PARTICIPANTS AND METHODS

A total of 136 male and 100 female patients with T2D who were admitted to the Center for Diabetes, Endocrinology, and Metabolism in Kansai Electric Power Hospital between November 2009 and September 2017 were included in this study (Table 1). The inclusion criteria included patients with a fasting blood glucose level of <140 mg/dL and no current treatment with insulin or oral hypoglycemic agents to properly assess IR. The study protocol was approved by the Kansai Electric Power Hospital Ethics Committee (approval number 29-141). All procedures were in accordance with the Ethical Guidelines for Medical and Health Research Involving Human Subjects of 2014 along with its 2017 revision, and with the updated Helsinki Declaration of 1964. Furthermore, we used an opt-out consent method based on the aforementioned ethical guidelines. Patients were informed of the objectives of the study, and permission for the investigators to collect data was sought through displayed posters in the hospital. Patients were given the opportunity to opt out of participation in the study.

Table 1.

Clinical characteristics of patients with type 2 diabetes mellitus

Variables	Male		Female
	Non-obese	Obese	Non-obese	Obese
Number	67	69	36	64
Age (years)	59.3 ± 11.5	52.2 ± 12.1	62.9 ± 9.4	59.6 ± 12.2
Height (m)	1.68 ± 0.07	1.68 ± 0.06	1.55 ± 0.07	1.55 ± 0.06
Weight (kg)	63.9 ± 7.4	83.4 ± 14.4	51.2 ± 7.3	72.6 ± 11.3
BMI (kg/m2)	22.6 ± 1.7	29.4 ± 3.9	21.4 ± 2.4	30.3 ± 4.2
Duration of T2DM (year)	4.3 ± 4.5	3.2 ± 5.0	3.3 ± 7.0	2.5 ± 5.1
HbA1c (%)	7.1 ± 0.8	7.5 ± 1.4	7.3 ± 1.3	7.3 ± 1.2
Fasting glucose level (mg/dL)	115.3 ± 14.4	108.8 ± 19.4	111.3 ± 16.7	112.4 ± 13.0
Fasting insulin level (μU/mL)	5.1 ± 9.0	7.9 ± 3.8	4.5 ± 2.1	10.4 ± 5.4
HOMA-IR	1.20 ± 0.60	2.14 ± 1.02	1.23 ± 0.58	2.91 ± 1.59
ASM (kg)	21.4 ± 3.1	24.4 ± 3.4	14.2 ± 2.7	17.3 ± 2.5
ASMI (kg/m2)	7.57 ± 0.68	8.61 ± 0.75	5.90 ± 0.74	7.28 ± 0.72
ULM (kg)	5.4 ± 0.9	6.7 ± 1.1	3.2 ± 0.6	4.3 ± 0.7
ULM/height2 (kg/m2)	1.92 ± 0.24	2.35 ± 0.28	1.33 ± 0.19	1.80 ± 0.24
LLM (kg)	16.0 ± 2.3	17.8 ± 2.4	11.0 ± 2.2	13.0 ± 1.9
LLM/height2 (kg/m2)	5.65 ± 0.47	6.27 ± 0.52	4.55 ± 0.61	5.39 ± 0.57
TM (kg)	22.5 ± 2.9	26.1 ± 3.3	15.6 ± 2.2	19.0 ± 2.4
TM/height2 (kg/m2)	7.96 ± 0.66	9.21 ± 0.79	6.48 ± 0.54	7.90 ± 0.75

All values are expressed as mean ± standard deviation

ASM: appendicular skeletal muscle mass; ASMI: appendicular skeletal muscle mass index; BMI: body mass index; HbA1c: hemoglobin A1c; HOMA-IR: homeostasis model assessment of insulin resistance; LLM: lower limb muscle mass; TM: trunk muscle mass; T2DM: type 2 diabetes mellitus; ULM: upper limb muscle mass.

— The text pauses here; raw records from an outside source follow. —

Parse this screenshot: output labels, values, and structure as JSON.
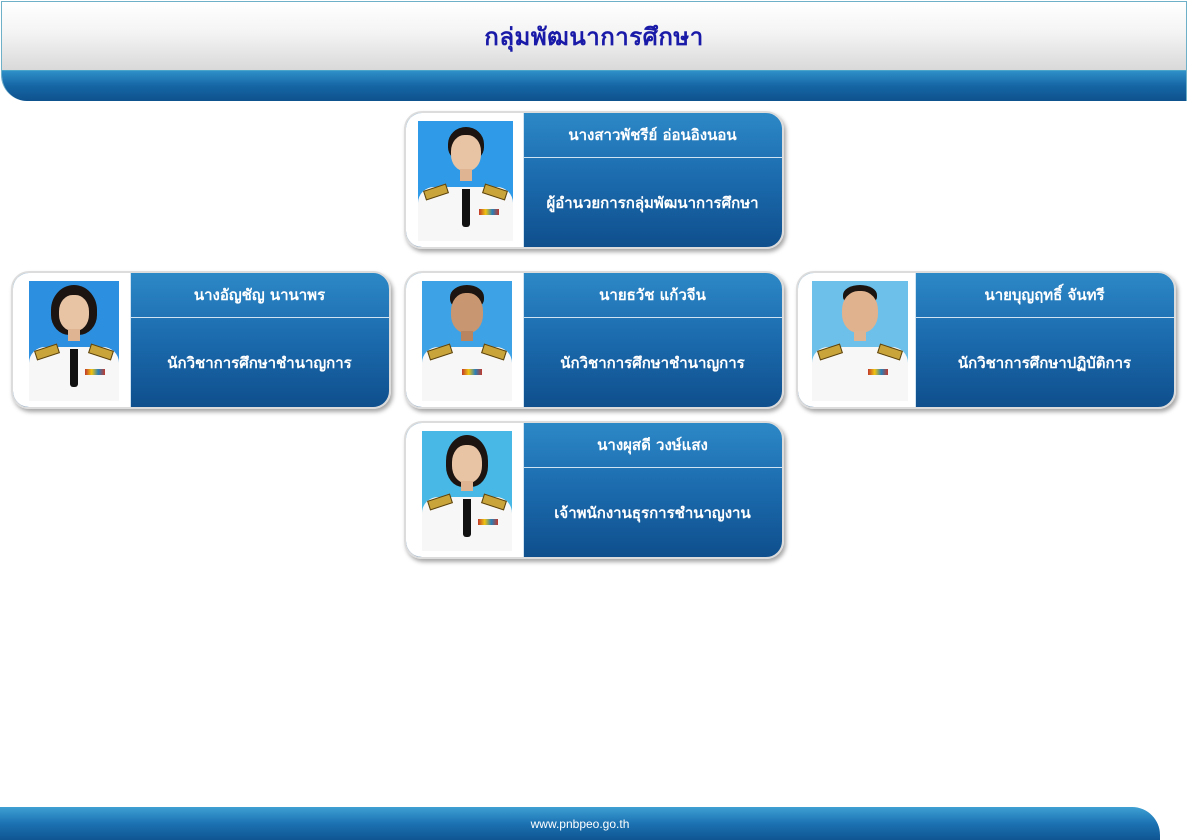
{
  "header": {
    "title": "กลุ่มพัฒนาการศึกษา"
  },
  "cards": [
    {
      "name": "นางสาวพัชรีย์  อ่อนอิงนอน",
      "position": "ผู้อำนวยการกลุ่มพัฒนาการศึกษา",
      "photo_bg": "#2f9be8"
    },
    {
      "name": "นางอัญชัญ  นานาพร",
      "position": "นักวิชาการศึกษาชำนาญการ",
      "photo_bg": "#2d8fe0"
    },
    {
      "name": "นายธวัช  แก้วจีน",
      "position": "นักวิชาการศึกษาชำนาญการ",
      "photo_bg": "#3ea3e6"
    },
    {
      "name": "นายบุญฤทธิ์  จันทรี",
      "position": "นักวิชาการศึกษาปฏิบัติการ",
      "photo_bg": "#6cc0ea"
    },
    {
      "name": "นางผุสดี  วงษ์แสง",
      "position": "เจ้าพนักงานธุรการชำนาญงาน",
      "photo_bg": "#48b8e6"
    }
  ],
  "footer": {
    "url": "www.pnbpeo.go.th"
  }
}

The clinical data was retrospectively collected from medical records in the hospital, including baseline age, height, body weight, hemoglobin A1c level, duration of T2D, fasting glucose level, fasting insulin level, and skeletal muscle mass. Bioelectrical impedance analysis (InBody S20, InBody Japan Inc., Tokyo, Japan) was used to evaluate skeletal muscle mass. We calculated ASMI by dividing appendicular skeletal muscle mass by the square of the patient’s height. The upper limb muscle mass (ULM) and lower limb muscle mass (LLM) was calculated as the sum of the left and right limbs, respectively. The ULM, LLM, and trunk muscle mass (TM) were also divided by the square of the patient’s height. The homeostasis model assessment of IR (HOMA-IR) was used as a marker of IR. We calculated HOMA-IR by dividing the product of the fasting glucose level (mg/dL) and fasting insulin level (μU/mL) by 40513). The body mass index (BMI) was also calculated by dividing the body weight by the square of the patient’s height.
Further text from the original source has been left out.